After completion of the raw material input, the mixture is kept at 50-55 ° C. for 5 hours, then neutralized with 0.156 ml of acetic acid and then maintained for another 30 minutes, after which excess isopropyl alcohol starts to precipitate. The filtrate was removed and the resulting product was dried in a 40-50 ° C. vacuum dryer for about 8 hours to yield about 17.6 g of product.

Example 5

25.08 g (0.026 mol) of polyethoxylated cholesterol (EO = 20) was added to 20-30 ml of isopropyl alcohol, 0.2 ml of 10% NaOH was injected with stirring, and the temperature was raised to 30 ° C. to give 2,3-epoxypropyltrimethyl. 8.44 g (0.039 mol) of ammonium chloride (70% aqueous solution) are slowly added dropwise.

After completion of the raw material input, the mixture is kept at 50-55 ° C. for 5 hours, then neutralized with 0.156 ml of acetic acid and then maintained for another 30 minutes, after which an excessive amount of isopropyl alcohol starts to precipitate. The filtrate was removed and the resulting product was dried in a vacuum dryer at 40-50 ° C. for about 8 hours to yield about 32.55 g of product.

Claims (5)

Quaternary ammonium substituted sterol derivatives of formula (I)

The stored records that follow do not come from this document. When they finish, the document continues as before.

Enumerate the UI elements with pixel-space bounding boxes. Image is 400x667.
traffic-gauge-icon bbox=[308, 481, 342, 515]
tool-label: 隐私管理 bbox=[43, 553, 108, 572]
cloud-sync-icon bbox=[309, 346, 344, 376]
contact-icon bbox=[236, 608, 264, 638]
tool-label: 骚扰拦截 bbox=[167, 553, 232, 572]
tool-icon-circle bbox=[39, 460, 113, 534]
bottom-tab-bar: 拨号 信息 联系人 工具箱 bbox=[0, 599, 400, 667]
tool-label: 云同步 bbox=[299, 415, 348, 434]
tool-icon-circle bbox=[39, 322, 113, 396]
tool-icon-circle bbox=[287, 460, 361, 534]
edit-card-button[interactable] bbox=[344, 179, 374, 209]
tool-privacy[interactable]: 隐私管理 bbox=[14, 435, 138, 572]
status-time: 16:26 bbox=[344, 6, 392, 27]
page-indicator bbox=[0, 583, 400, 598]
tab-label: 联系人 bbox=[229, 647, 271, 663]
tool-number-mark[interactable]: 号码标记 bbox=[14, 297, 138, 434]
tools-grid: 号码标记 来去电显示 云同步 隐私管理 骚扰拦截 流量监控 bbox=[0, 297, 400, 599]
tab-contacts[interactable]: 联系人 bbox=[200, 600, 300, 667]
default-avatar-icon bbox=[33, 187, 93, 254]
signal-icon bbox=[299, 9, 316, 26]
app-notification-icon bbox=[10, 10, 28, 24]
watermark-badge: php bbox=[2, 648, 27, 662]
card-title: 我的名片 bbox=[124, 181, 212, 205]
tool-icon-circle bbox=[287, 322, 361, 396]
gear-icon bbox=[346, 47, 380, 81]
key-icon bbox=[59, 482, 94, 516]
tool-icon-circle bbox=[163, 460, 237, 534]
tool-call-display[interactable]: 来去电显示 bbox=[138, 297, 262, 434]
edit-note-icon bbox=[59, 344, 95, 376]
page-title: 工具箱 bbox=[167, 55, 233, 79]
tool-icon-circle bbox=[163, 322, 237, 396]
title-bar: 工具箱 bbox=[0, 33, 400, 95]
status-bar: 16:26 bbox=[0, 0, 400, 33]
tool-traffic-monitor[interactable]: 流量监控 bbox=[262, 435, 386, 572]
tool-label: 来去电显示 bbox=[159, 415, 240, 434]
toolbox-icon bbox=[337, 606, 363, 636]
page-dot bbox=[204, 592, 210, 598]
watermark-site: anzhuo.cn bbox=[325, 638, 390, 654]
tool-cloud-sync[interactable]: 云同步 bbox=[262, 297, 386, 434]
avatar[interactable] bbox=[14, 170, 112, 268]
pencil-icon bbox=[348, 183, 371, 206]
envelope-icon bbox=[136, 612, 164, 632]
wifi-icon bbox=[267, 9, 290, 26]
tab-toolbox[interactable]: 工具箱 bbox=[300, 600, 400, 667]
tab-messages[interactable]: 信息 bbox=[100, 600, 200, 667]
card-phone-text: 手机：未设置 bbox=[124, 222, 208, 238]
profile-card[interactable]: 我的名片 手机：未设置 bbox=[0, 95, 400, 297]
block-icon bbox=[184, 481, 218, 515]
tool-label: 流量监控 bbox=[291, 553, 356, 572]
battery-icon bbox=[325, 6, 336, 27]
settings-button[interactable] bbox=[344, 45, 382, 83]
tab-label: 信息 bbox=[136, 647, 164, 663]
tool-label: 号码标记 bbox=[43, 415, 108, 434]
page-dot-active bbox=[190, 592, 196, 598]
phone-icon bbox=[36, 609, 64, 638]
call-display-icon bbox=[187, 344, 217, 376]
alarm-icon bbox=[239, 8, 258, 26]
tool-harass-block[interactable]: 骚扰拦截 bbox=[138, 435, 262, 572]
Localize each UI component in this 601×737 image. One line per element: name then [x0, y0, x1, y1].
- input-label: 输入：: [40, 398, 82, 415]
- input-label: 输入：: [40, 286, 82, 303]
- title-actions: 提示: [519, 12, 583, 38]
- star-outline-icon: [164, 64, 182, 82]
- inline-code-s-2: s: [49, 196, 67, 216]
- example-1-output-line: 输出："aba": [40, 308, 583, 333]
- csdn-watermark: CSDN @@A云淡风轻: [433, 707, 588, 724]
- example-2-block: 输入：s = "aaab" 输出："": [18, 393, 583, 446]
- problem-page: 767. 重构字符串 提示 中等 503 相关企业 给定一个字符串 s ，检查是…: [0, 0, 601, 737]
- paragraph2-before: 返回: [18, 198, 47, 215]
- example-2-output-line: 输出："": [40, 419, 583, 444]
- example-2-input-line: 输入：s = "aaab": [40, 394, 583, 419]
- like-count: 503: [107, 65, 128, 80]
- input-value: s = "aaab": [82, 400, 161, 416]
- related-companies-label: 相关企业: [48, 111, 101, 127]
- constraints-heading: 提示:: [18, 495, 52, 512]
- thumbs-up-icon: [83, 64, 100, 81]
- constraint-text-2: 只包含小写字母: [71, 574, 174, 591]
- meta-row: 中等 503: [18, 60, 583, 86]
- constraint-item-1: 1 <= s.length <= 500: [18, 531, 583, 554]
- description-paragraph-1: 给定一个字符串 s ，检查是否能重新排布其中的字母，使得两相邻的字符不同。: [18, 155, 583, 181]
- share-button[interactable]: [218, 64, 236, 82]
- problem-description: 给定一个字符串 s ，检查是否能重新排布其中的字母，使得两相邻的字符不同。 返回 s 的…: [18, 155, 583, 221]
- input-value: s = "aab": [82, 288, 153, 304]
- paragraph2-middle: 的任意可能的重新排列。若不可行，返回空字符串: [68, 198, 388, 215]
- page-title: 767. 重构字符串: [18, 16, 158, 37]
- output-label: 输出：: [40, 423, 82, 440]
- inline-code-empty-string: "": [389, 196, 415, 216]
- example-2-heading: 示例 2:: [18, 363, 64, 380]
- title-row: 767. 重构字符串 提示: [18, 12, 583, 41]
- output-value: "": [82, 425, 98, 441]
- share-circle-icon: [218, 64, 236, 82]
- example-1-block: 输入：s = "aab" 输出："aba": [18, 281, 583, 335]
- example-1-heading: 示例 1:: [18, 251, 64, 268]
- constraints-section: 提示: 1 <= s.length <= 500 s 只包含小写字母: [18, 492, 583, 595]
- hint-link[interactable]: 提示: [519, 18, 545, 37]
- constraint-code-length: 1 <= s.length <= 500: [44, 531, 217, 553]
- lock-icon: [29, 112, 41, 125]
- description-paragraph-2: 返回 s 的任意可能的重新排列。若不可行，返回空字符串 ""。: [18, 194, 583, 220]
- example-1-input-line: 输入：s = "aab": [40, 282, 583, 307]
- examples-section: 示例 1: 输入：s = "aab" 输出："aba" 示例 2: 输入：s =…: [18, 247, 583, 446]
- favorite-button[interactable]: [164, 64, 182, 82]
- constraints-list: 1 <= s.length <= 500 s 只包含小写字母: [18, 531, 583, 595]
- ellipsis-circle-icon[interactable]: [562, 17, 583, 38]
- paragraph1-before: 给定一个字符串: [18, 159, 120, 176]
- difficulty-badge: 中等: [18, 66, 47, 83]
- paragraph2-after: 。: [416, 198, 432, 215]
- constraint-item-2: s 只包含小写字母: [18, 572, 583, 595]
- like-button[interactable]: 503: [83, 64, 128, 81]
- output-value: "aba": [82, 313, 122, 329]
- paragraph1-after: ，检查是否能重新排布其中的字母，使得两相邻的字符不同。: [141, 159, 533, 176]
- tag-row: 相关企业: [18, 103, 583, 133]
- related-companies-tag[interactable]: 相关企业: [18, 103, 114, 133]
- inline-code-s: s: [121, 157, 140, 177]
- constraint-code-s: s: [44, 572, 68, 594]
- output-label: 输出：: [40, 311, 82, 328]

Wherein R ₁ , R ₂ and R ₃ are the same or different alkyl or olefin groups having 18 or less carbon atoms, Q is an anion of a strong inorganic acid, Cl, Br or I, t is the valence of Q, and Rst is It is a sterol skeleton structure, n shows the integer of 1-50. The quaternary ammonium-substituted sterol derivative according to claim 1, wherein the sterol skeleton represented by Rst is phytosterol such as Sitosterol, Campesterol, Stigmasterol or cholesterol or lanosterol. A process for preparing a quaternary ammonium substituted sterol derivative of formula (I) characterized by reacting a sterol or an ethoxylated sterol with a quaternary ammonium epoxide salt of formula (II).

Wherein R ₁ , R ₂ and R ₃ are the same or different alkyl or olefin groups having 18 or less carbon atoms, Q is an anion of a strong inorganic acid, Cl, Br or I, t is the valence of Q, and Rst is It is a sterol skeleton structure, n shows the integer of 1-50. The method according to claim 3, wherein the sterol is phytosterol or cholesterol or lanosterol, such as Sitosterol, Campesterol, Stigmasterol or the like. 4. The method according to claim 3, wherein the ethoxylated sterol is phytosterol or cholesterol or lanosterol, such as cytosterol, camphorsterol or stigmasterol to which 1 mol to 50 mol of ethoxy group is added.